Smallest open set in $\mathbb{R}$ that is supset of $\mathbb{Q}$ My problem is that intuitively I would think the whole $\mathbb{R}$ is the only open supset of $\mathbb{Q}$. However this is not true since I can take out for example $\pi$ an I still have an open subset. Now I have two questions, first how to construct a minimal open supset of $\mathbb{Q}$. And the other one is this set countable?
The reason I come up with this is, that I shall prove that the smallest open supset of any given subset of $[0,1]$ has the same Lebesgue measure as the original set.

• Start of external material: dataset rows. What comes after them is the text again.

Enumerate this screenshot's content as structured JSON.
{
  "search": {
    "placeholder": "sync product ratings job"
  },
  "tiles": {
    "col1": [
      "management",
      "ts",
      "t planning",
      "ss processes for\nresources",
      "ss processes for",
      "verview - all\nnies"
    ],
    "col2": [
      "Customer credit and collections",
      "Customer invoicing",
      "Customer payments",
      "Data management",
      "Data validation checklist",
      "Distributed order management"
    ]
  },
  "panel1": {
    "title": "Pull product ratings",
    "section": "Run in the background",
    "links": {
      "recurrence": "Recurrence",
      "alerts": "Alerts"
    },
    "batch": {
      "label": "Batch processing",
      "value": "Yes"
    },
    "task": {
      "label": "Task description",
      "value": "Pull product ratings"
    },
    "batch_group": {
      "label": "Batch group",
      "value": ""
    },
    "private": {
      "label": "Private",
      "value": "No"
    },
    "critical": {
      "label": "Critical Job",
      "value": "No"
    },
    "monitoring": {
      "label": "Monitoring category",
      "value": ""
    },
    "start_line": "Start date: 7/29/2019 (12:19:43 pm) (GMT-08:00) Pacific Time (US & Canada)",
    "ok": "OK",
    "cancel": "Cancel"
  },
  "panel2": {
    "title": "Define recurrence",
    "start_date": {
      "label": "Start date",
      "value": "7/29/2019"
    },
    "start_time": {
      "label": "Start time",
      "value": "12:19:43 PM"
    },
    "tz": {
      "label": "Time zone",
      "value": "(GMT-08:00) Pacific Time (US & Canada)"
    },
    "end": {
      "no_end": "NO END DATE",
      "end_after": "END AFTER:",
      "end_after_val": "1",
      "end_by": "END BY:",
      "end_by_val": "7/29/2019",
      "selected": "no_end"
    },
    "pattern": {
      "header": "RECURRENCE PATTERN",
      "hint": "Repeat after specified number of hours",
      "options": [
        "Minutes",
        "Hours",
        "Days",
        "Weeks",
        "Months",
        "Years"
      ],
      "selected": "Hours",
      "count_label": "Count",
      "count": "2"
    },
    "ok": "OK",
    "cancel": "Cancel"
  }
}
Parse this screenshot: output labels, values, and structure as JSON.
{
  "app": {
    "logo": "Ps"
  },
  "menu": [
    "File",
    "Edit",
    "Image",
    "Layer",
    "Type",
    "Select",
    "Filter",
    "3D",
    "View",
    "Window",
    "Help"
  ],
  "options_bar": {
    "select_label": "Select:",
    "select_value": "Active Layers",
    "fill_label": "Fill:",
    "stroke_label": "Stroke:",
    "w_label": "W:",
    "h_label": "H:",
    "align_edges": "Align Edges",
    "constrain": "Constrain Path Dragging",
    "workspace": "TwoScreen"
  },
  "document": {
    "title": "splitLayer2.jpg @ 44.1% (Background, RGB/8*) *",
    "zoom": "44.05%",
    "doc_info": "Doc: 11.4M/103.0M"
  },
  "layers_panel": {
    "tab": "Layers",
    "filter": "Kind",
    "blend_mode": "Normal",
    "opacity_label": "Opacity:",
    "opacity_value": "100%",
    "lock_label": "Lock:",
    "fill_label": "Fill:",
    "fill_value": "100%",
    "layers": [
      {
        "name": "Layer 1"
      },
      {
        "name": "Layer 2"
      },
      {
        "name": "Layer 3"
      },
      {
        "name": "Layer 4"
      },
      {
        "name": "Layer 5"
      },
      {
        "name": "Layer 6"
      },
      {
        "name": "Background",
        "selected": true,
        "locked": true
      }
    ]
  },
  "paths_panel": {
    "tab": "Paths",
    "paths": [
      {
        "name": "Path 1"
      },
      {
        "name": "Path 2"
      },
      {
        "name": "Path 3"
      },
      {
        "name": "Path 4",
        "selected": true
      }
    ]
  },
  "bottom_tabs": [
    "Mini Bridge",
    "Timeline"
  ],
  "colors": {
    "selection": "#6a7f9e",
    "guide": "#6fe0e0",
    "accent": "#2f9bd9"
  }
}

 A: You might be thinking along the lines of the closure operator: $\bar A$ is the smallest closed set containing $A$. Here "smallest" is in the sense of the partial order of inclusion. The reason such a smallest set exists is because the intersection of all closed sets containing $A$ is still closed, so it represents a minimal element. In general however, there is no minimal open set containing a given set, because the intersection of all open sets containing it is no longer in general open. That's why there's no open version of the closure. Similarly, there is no largest closed set contained in a given set, even though there is a largest open set (called the interior).
A: Every non-empty open set contains an open interval and is therefore uncountable. 
A: There are infinitely many open supsets of $\mathbb Q$ which are strict subsets of $\mathbb R$. To build one of these, fix $x\gt0$ and consider an enumeration $(q_n)_{n\geqslant1}$ of $\mathbb Q$. Then,
$$
U_x=\bigcup_{n\geqslant1}(q_n-2^{-n}x,q_n+2^{-n}x)
$$
is an open subset of $\mathbb R$ such that $\mathbb Q\subset U_x$. Furthermore, the Lebesgue measure of $U_x$ is at most $\sum\limits_n2^{-n}x=x$ which is finite, hence $U_x\ne\mathbb R$. 
Furthermore, the family $(U_x)_{x\gt0}$ is nondecreasing and the Lebesgue measure of $U_x$ is at least $x/2$ hence $U_x\ne\mathbb Q$ for every $x$ and $U_x\ne U_y$ for infinitely many $x\ne y$.